Sources for the next shiur

            In the next shiur we shall examine two of the cases about which Rabbi Yehoshua said that the offender is exempt according to dinei adam, but liable according to dinei shamayim:

One who breaks down a fence in front of a neighbor's animal – Rashi, s.v. iy be-kotel; Hagahot ha-Gra; [Tosafot, s.v. ileima]; Rambam and Ra'avad, Hilkhot Nizkei Mamon 4:2, and Migdal Oz, ad loc. in the name of Responsa Ha-Rambam. Try to explain the various positions.

One who knows testimony favorable to another person, but does not testify on his behalf – Ramban, Kuntrus Dina de-Garmi: "For he too is only obligated to testify on his behalf based on the law of practicing kindness (chesed), which obligates him to testify, but if he did not wish to fulfill this mitzva, by strict law there should be no monetary liability… To what may this be likened? To one who sees his fellow's wallet about to be lost, and does nothing to save it, or to one who does not want to give any of his money to a poor man, for which a court does not impose liability. Here too the court does not obligate him to pay from his pocket, for the Torah did not impose liability.
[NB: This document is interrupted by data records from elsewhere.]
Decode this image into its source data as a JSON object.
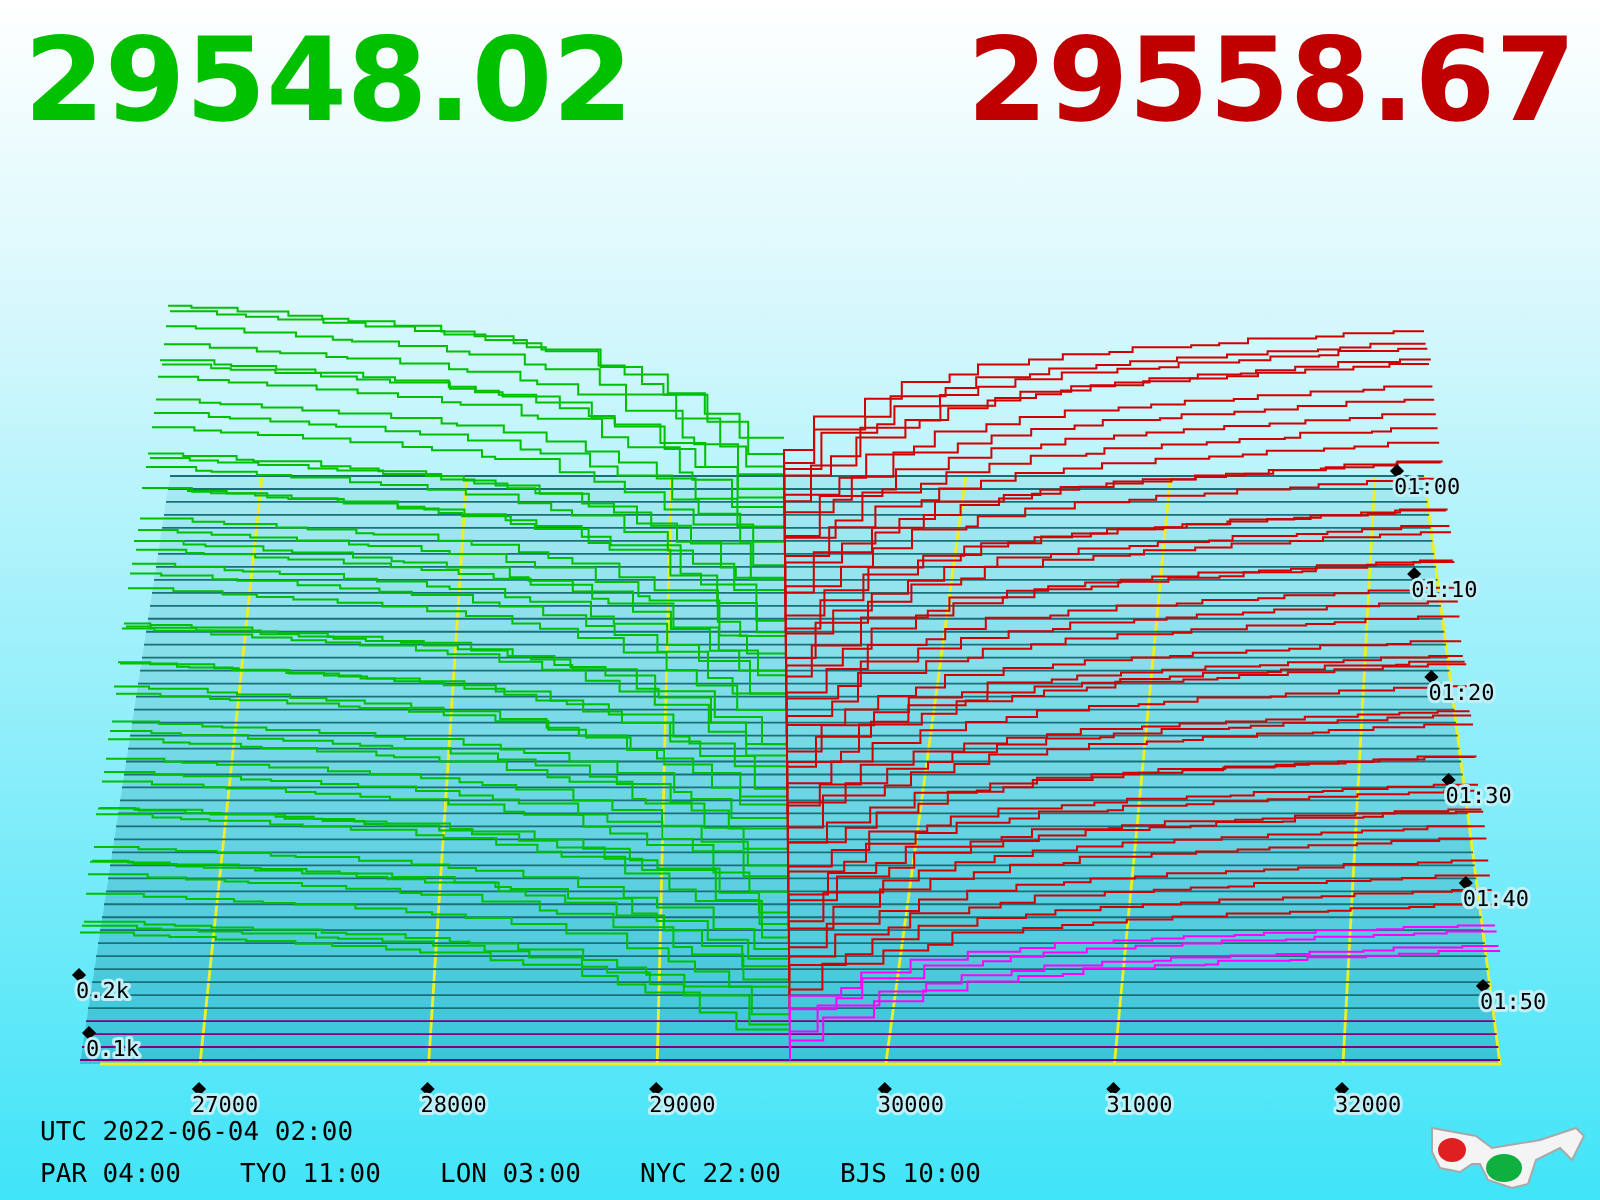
{
  "bid_price": "29548.02",
  "ask_price": "29558.67",
  "price_axis": [
    "27000",
    "28000",
    "29000",
    "30000",
    "31000",
    "32000"
  ],
  "time_axis": [
    "01:00",
    "01:10",
    "01:20",
    "01:30",
    "01:40",
    "01:50"
  ],
  "volume_axis": [
    "0.2k",
    "0.1k"
  ],
  "utc_time": "UTC 2022-06-04 02:00",
  "city_times": [
    "PAR 04:00",
    "TYO 11:00",
    "LON 03:00",
    "NYC 22:00",
    "BJS 10:00"
  ]
}
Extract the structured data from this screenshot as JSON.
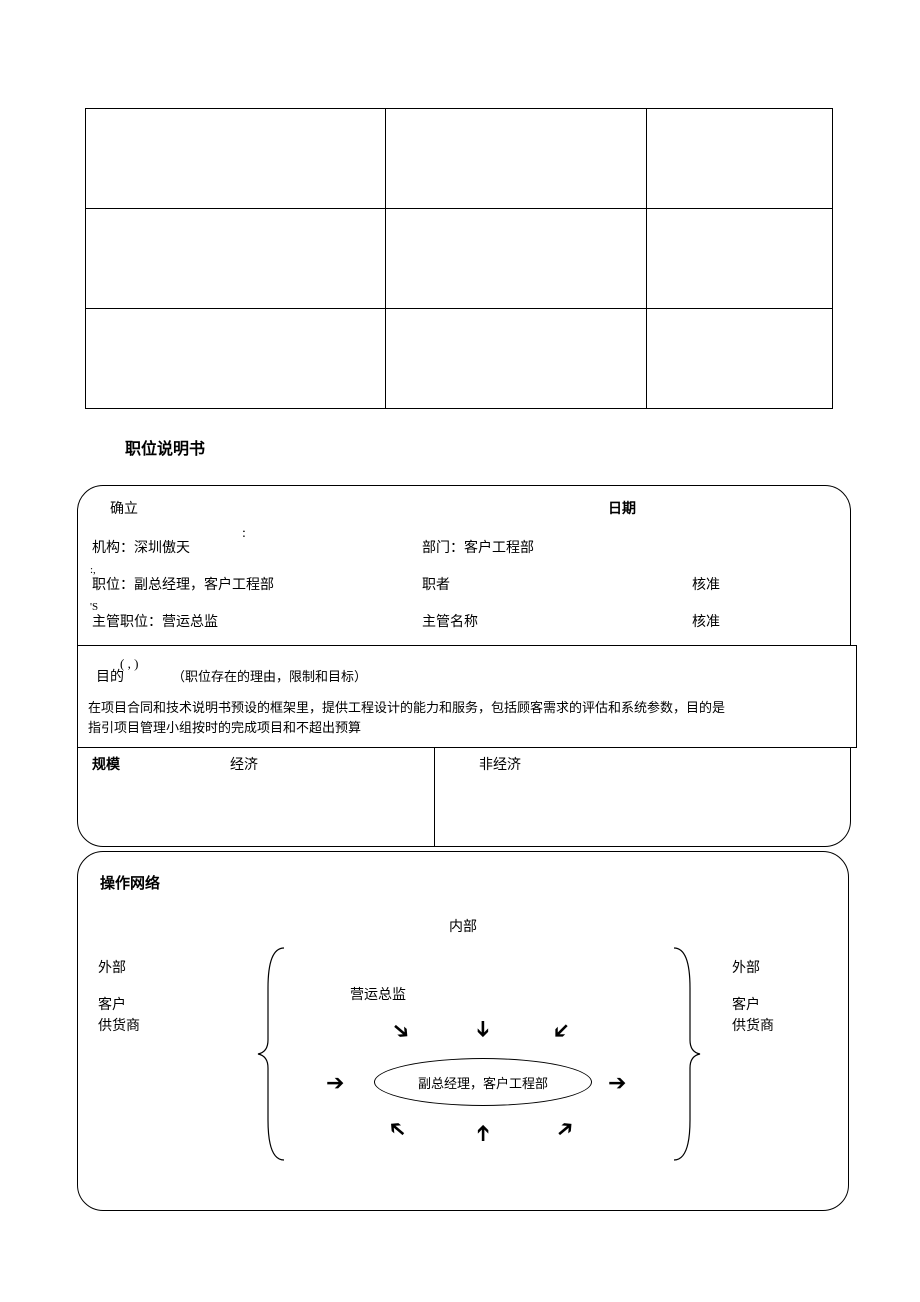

Rather it is like other mitzvot, and not a monetary obligation."

Rabbeinu Yerucham, Meisharim, Netiv 2, part 7: "One who knows testimony in favor of another person but does not testify on his behalf: if there are two witnesses, he is liable by Torah law; if there is one witness, he is exempt according to dinei adam but liable according to dinei shamayim."

Also complete on your own the study of the Gemara until the end of p. 56a.

 

(Translated by David Strauss)

 


[1] Presumably, the Rishonim who do not accept the position of the Meiri, and apply the liability according to dinei shamayim even in situations of good intentions, do not undertand that we are dealing here with a punishment, but rather that the mazik must bear responsibility for the financial consequences of the damage that he caused.